Mel emerged from the bedroom fully dressed, made up, and looking far better than she should have under the circumstances.

 

“Didn’t mean to wake you,” Todd Hatcher apologized. To her. I noticed he hadn’t bothered apologizing to me.

 

“It’s okay,” Mel said. “We had to get up anyway. What have you got?”

 

“I spent most of the weekend working on my copies of the abstracts,” he said. “I’ve gone over all but two of them and input most of my observations. If you two could sit down and work on the rest of them this morning…”

 

That seemed unlikely to me. On less than three hours of sleep, I wasn’t going to be in the best condition to go searching for tiny discrepancies in a stack of old dead files. Mel gave me a look, took her stack of paper and her cup of coffee, and settled down in the window seat to go to work. I was saved by a phone call from Detective Lander over in Chelan.

 

“Any word on Donnie Cosgrove?” I asked.

 

“Not since he got to the hospital. I tried checking, but the hospital wouldn’t give me any info.”

 

Welcome to the world of patient privacy.

 

“I have DeAnn’s cell phone number,” I told him. “I’ll try reaching her.
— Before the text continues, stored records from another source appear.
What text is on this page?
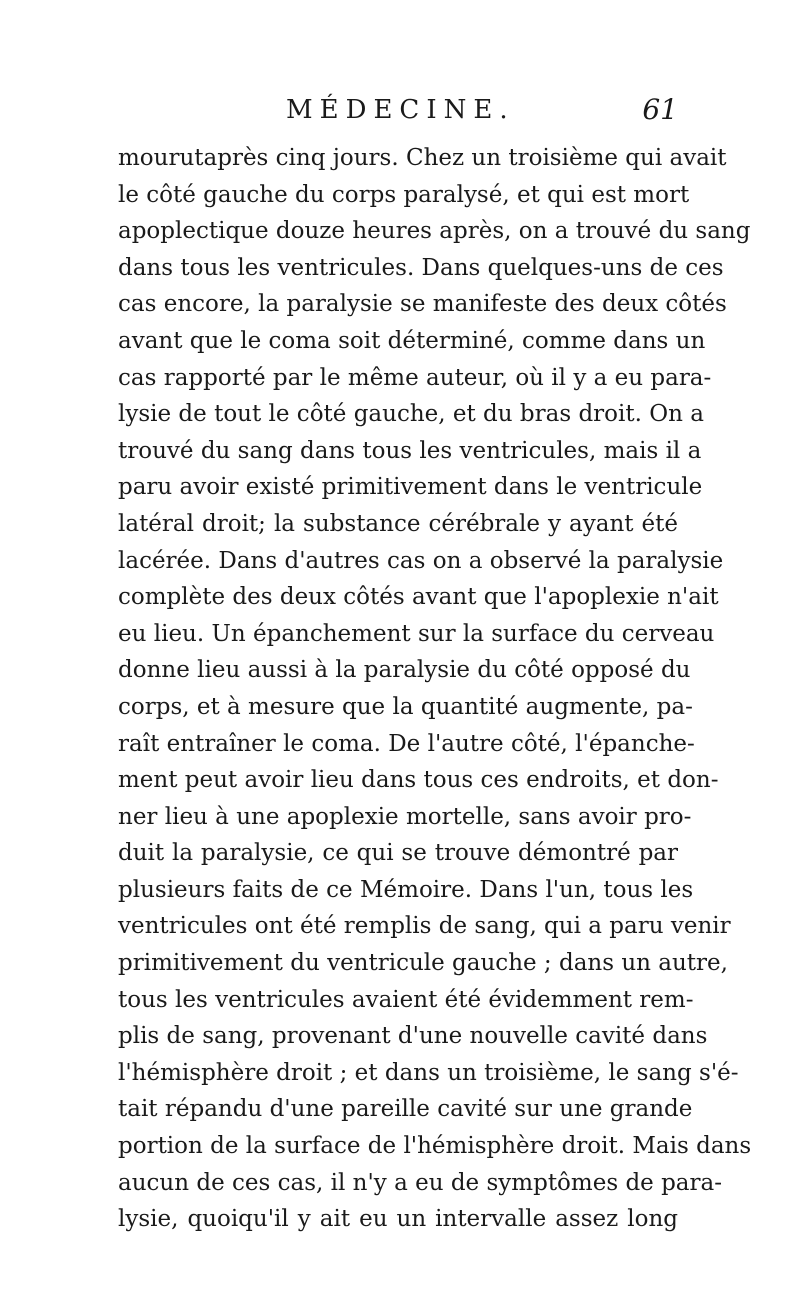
MÉDECINE.	61
mourutaprès cinq jours. Chez un troisième qui avait
le côté gauche du corps paralysé, et qui est mort
apoplectique douze heures après, on a trouvé du sang
dans tous les ventricules. Dans quelques-uns de ces
cas encore, la paralysie se manifeste des deux côtés
avant que le coma soit déterminé, comme dans un
cas rapporté par le même auteur, où il y a eu para-
lysie de tout le côté gauche, et du bras droit. On a
trouvé du sang dans tous les ventricules, mais il a
paru avoir existé primitivement dans le ventricule
latéral droit; la substance cérébrale y ayant été
lacérée. Dans d'autres cas on a observé la paralysie
complète des deux côtés avant que l'apoplexie n'ait
eu lieu. Un épanchement sur la surface du cerveau
donne lieu aussi à la paralysie du côté opposé du
corps, et à mesure que la quantité augmente, pa-
raît entraîner le coma. De l'autre côté, l'épanche-
ment peut avoir lieu dans tous ces endroits, et don-
ner lieu à une apoplexie mortelle, sans avoir pro-
duit la paralysie, ce qui se trouve démontré par
plusieurs faits de ce Mémoire. Dans l'un, tous les
ventricules ont été remplis de sang, qui a paru venir
primitivement du ventricule gauche ; dans un autre,
tous les ventricules avaient été évidemment rem-
plis de sang, provenant d'une nouvelle cavité dans
l'hémisphère droit ; et dans un troisième, le sang s'é-
tait répandu d'une pareille cavité sur une grande
portion de la surface de l'hémisphère droit. Mais dans
aucun de ces cas, il n'y a eu de symptômes de para-
lysie, quoiqu'il y ait eu un intervalle assez long
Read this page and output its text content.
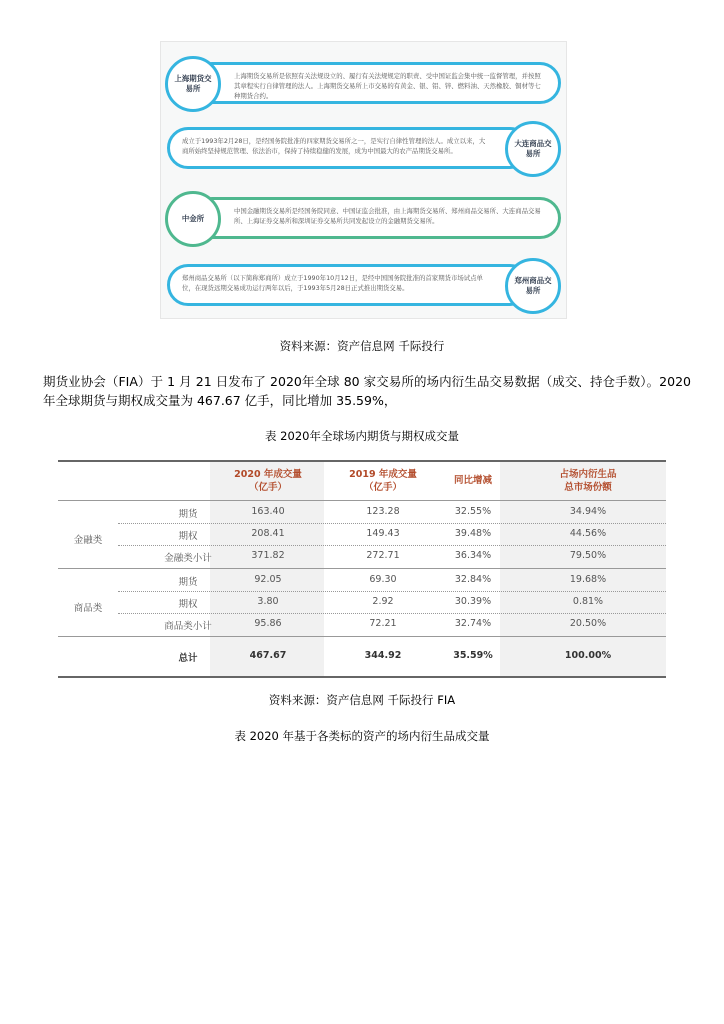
上海期货交易所是依照有关法规设立的、履行有关法规规定的职责、受中国证监会集中统一监督管理，并按照其章程实行自律管理的法人。上海期货交易所上市交易的有黄金、银、铝、锌、燃料油、天然橡胶、铜材等七种期货合约。
上海期货交易所
成立于1993年2月28日，是经国务院批准的四家期货交易所之一，是实行自律性管理的法人。成立以来，大商所始终坚持规范管理、依法治市，保持了持续稳健的发展，成为中国最大的农产品期货交易所。
大连商品交易所
中国金融期货交易所是经国务院同意、中国证监会批准，由上海期货交易所、郑州商品交易所、大连商品交易所、上海证券交易所和深圳证券交易所共同发起设立的金融期货交易所。
中金所
郑州商品交易所（以下简称郑商所）成立于1990年10月12日，是经中国国务院批准的首家期货市场试点单位，在现货远期交易成功运行两年以后，于1993年5月28日正式推出期货交易。
郑州商品交易所
资料来源：资产信息网 千际投行
期货业协会（FIA）于 1 月 21 日发布了 2020年全球 80 家交易所的场内衍生品交易数据（成交、持仓手数）。2020 年全球期货与期权成交量为 467.67 亿手，同比增加 35.59%，
表 2020年全球场内期货与期权成交量
2020 年成交量
（亿手）
2019 年成交量
（亿手）
同比增减
占场内衍生品
总市场份额
金融类
期货	163.40	123.28	32.55%	34.94%
期权	208.41	149.43	39.48%	44.56%
金融类小计	371.82	272.71	36.34%	79.50%
商品类
期货	92.05	69.30	32.84%	19.68%
期权	3.80	2.92	30.39%	0.81%
商品类小计	95.86	72.21	32.74%	20.50%
总计	467.67	344.92	35.59%	100.00%
资料来源：资产信息网 千际投行 FIA
表 2020 年基于各类标的资产的场内衍生品成交量
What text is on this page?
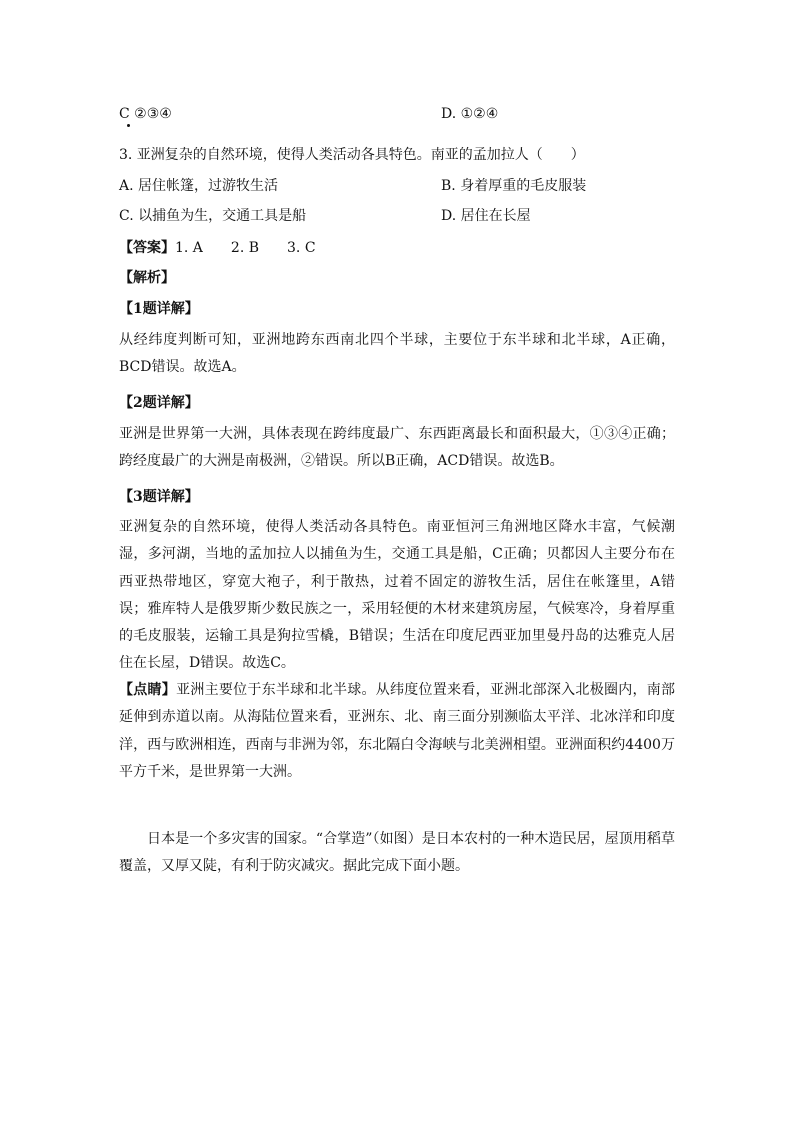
C ②③④	D. ①②④
3. 亚洲复杂的自然环境，使得人类活动各具特色。南亚的孟加拉人（　　）
A. 居住帐篷，过游牧生活	B. 身着厚重的毛皮服装
C. 以捕鱼为生，交通工具是船	D. 居住在长屋
【答案】1. A　　2. B　　3. C
【解析】
【1题详解】
从经纬度判断可知，亚洲地跨东西南北四个半球，主要位于东半球和北半球，A正确，BCD错误。故选A。
【2题详解】
亚洲是世界第一大洲，具体表现在跨纬度最广、东西距离最长和面积最大，①③④正确；跨经度最广的大洲是南极洲，②错误。所以B正确，ACD错误。故选B。
【3题详解】
亚洲复杂的自然环境，使得人类活动各具特色。南亚恒河三角洲地区降水丰富，气候潮湿，多河湖，当地的孟加拉人以捕鱼为生，交通工具是船，C正确；贝都因人主要分布在西亚热带地区，穿宽大袍子，利于散热，过着不固定的游牧生活，居住在帐篷里，A错误；雅库特人是俄罗斯少数民族之一，采用轻便的木材来建筑房屋，气候寒冷，身着厚重的毛皮服装，运输工具是狗拉雪橇，B错误；生活在印度尼西亚加里曼丹岛的达雅克人居住在长屋，D错误。故选C。
【点睛】亚洲主要位于东半球和北半球。从纬度位置来看，亚洲北部深入北极圈内，南部延伸到赤道以南。从海陆位置来看，亚洲东、北、南三面分别濒临太平洋、北冰洋和印度洋，西与欧洲相连，西南与非洲为邻，东北隔白令海峡与北美洲相望。亚洲面积约4400万平方千米，是世界第一大洲。
日本是一个多灾害的国家。“合掌造”（如图）是日本农村的一种木造民居，屋顶用稻草覆盖，又厚又陡，有利于防灾减灾。据此完成下面小题。
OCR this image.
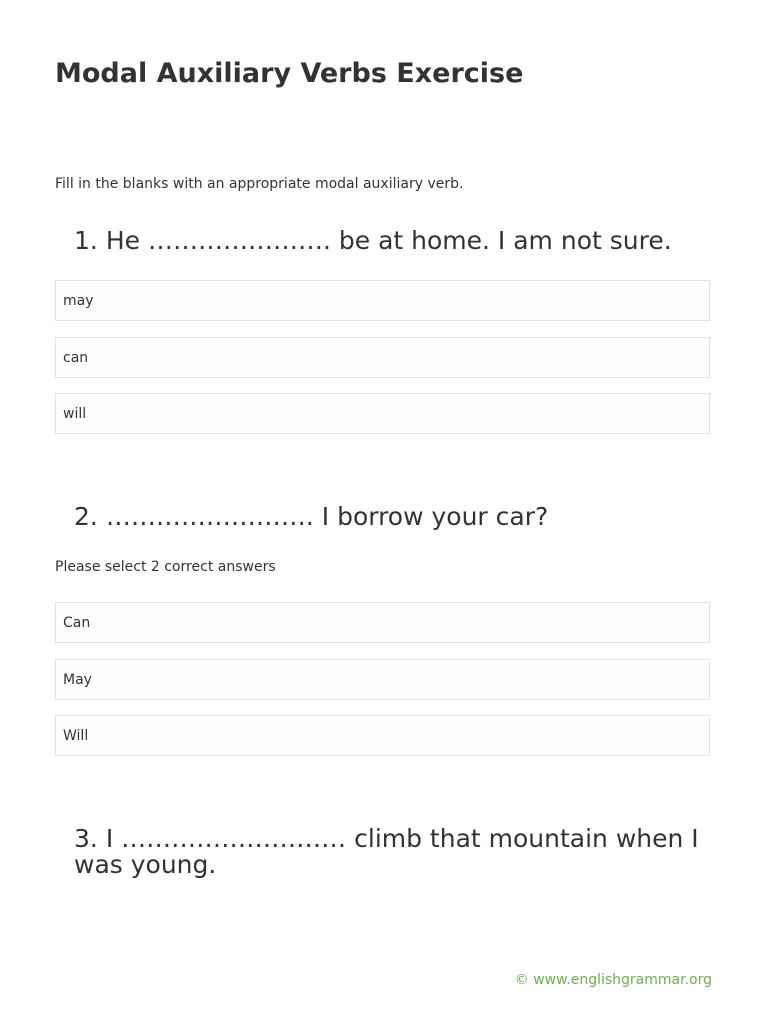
Modal Auxiliary Verbs Exercise
Fill in the blanks with an appropriate modal auxiliary verb.
1. He …………………. be at home. I am not sure.
may
can
will
2. ……………………. I borrow your car?
Please select 2 correct answers
Can
May
Will
3. I ……………………… climb that mountain when I was young.
© www.englishgrammar.org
When they hauled Donnie away in the ambulance, it didn’t look too promising.”

 

“What do you think about this supposedly suicidal non-confession?” Lander asked. “Do you think he really wasn’t involved in the Lawrence homicides, or was he just trying to throw us off?”

 

I had been in the room and had seen the note Donnie had left behind as the drugs and booze took effect.

 

“I think Donnie Cosgrove really did mean to kill himself,” I responded.

 

“Does that mean he meant the rest of the note as well?” Lander asked.

 

“Maybe,” I said. “He doesn’t claim to have witnessed the actual shooting. He says he saw a vehicle that could have been the killer’s drive away. At this point, even a description of the vehicle would give us a big leg up.”

 

“You’ll check on Cosgrove and let me know if and when I can come talk to him?” Lander asked.

 

“Will do,” I said.

 

“In the meantime, Ross Connors came through like a champ. The phone records we ordered yesterday were on my desk when I showed up this morning. Have you seen yours yet?”

 

The fact that Tim Lander was absolutely focused and on task annoyed the hell out of me. Obviously he hadn’t spent the whole night traipsing back and forth across Lake Washington.

 

“Not yet,” I said.

 

“They’re pretty interesting,” he continued. “They go along in a pretty predictable pattern. Most of the time the Lawrences were calling the same numbers and the same people over and over. That lasted right up until early last week. After that, we’ve got a bunch of calls that haven’t shown up on the records before. Who was that guy you mentioned to me yesterday, the one you’d said you’d left a message for but he hadn’t called you back?”

 

“Dortman,” I said. “Thomas Dortman. Why?”

 

“Because I have a whole series of calls from Jack Lawrence to Thomas Dortman starting first thing on Tuesday morning.”